We watched Alice’s Restaurant over the weekend.

Wow. It is astonishing to me what used to pass for theatrical-release-quality production values, especially audio. I don’t know to whom to give the credit (I suspect George Lucas and Tom Holman), but thank God movie sound has evolved.

That movie was such a downer compared to the song.

At least the movie’s shorter. :wink:

Thanks - I’ve been wanting to see that. This may interest you: In which I meet Willem Dafoe

I saw a couple of Hitchcock movies last night.

The first one was The Trouble With Harry, a light comedic tale. The trouble with Harry is that he’s very inconveniently dead, and various people who stumble upon his corpse can’t decide what to do about it. It was a really beautiful and colorful film, and I was impressed by the talent of baby Jerry Mathers, who looked like he might have been about four years old in this. Made me wonder how come Opie got all the plum roles.

The other movie was Marnie, about a disturbed young woman with a habit of stealing from her workplaces. An arrogant rich guy blackmails her into marrying him because he thinks he can fix her. At least he got to rape her. I was pleasantly surprised when she did not droop against his broad chest with birdlike chirps of gratitude, but maintained a proper rage against him. There were times when I just wanted to jump up and cheer for her, such as when she handled the situation with the horse.
The final flashback thing was pretty hokey, but overall I really liked this movie. It would have been nice to add a scene where she held her sister-in-law’s head in the toilet, but it was good without that.

I couldn’t sleep the other night, so I watched Passenger 57. My god, that has to be just about the most asinine thing I’ve ever seen. It really made me wonder how shit like that gets made. I won’t discuss it anymore. Wasted far too much time on it already.
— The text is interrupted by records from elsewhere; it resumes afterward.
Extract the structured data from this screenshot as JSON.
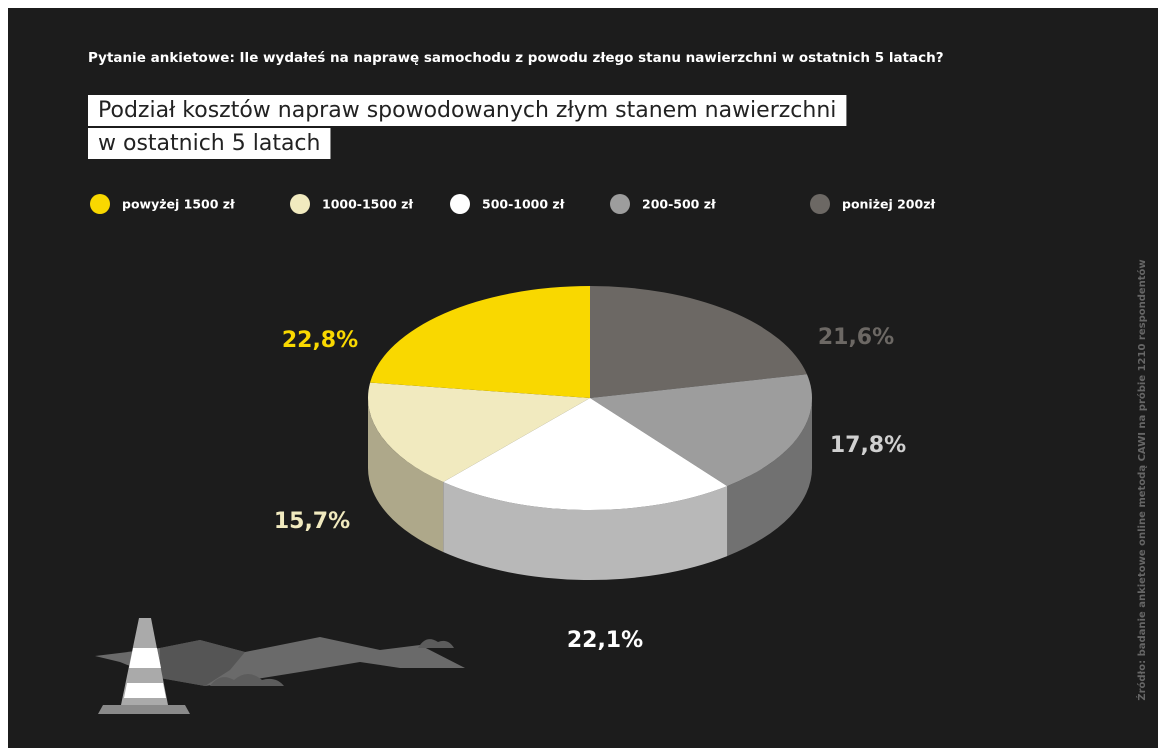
{
  "chart_data": {
    "type": "pie3d",
    "question": "Pytanie ankietowe: Ile wydałeś na naprawę samochodu z powodu złego stanu nawierzchni w ostatnich 5 latach?",
    "title": [
      "Podział kosztów napraw spowodowanych złym stanem nawierzchni",
      "w ostatnich 5 latach"
    ],
    "source": "Źródło: badanie ankietowe online metodą CAWI na próbie 1210 respondentów",
    "series": [
      {
        "name": "powyżej 1500 zł",
        "color": "#f9d800",
        "values": [
          22.8
        ],
        "value_labels": [
          "22,8%"
        ]
      },
      {
        "name": "1000-1500 zł",
        "color": "#f1eabf",
        "values": [
          15.7
        ],
        "value_labels": [
          "15,7%"
        ]
      },
      {
        "name": "500-1000 zł",
        "color": "#ffffff",
        "values": [
          22.1
        ],
        "value_labels": [
          "22,1%"
        ]
      },
      {
        "name": "200-500 zł",
        "color": "#9d9d9d",
        "values": [
          17.8
        ],
        "value_labels": [
          "17,8%"
        ]
      },
      {
        "name": "poniżej 200zł",
        "color": "#6c6864",
        "values": [
          21.6
        ],
        "value_labels": [
          "21,6%"
        ]
      }
    ]
  }
}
My wife and I saw Akira (1988) in the cinema last night. The local cinema isn’t showing quite as many old movies as they were during the movie drought back in June-July, but there’s still a few turning up.
Pretty cool to see it on the big screen. It did make reading the subtitles a little more hurried, especially when signs and headlines were being translated across the top of the screen, with dialogue appearing on the bottom. Fortunately, we’re both familiar with it.
(I realize this makes me an uncultured boor, but I still prefer dubbed over subbed, unless the dubbing is just atrocious, which doesn’t seem to happen much anymore.)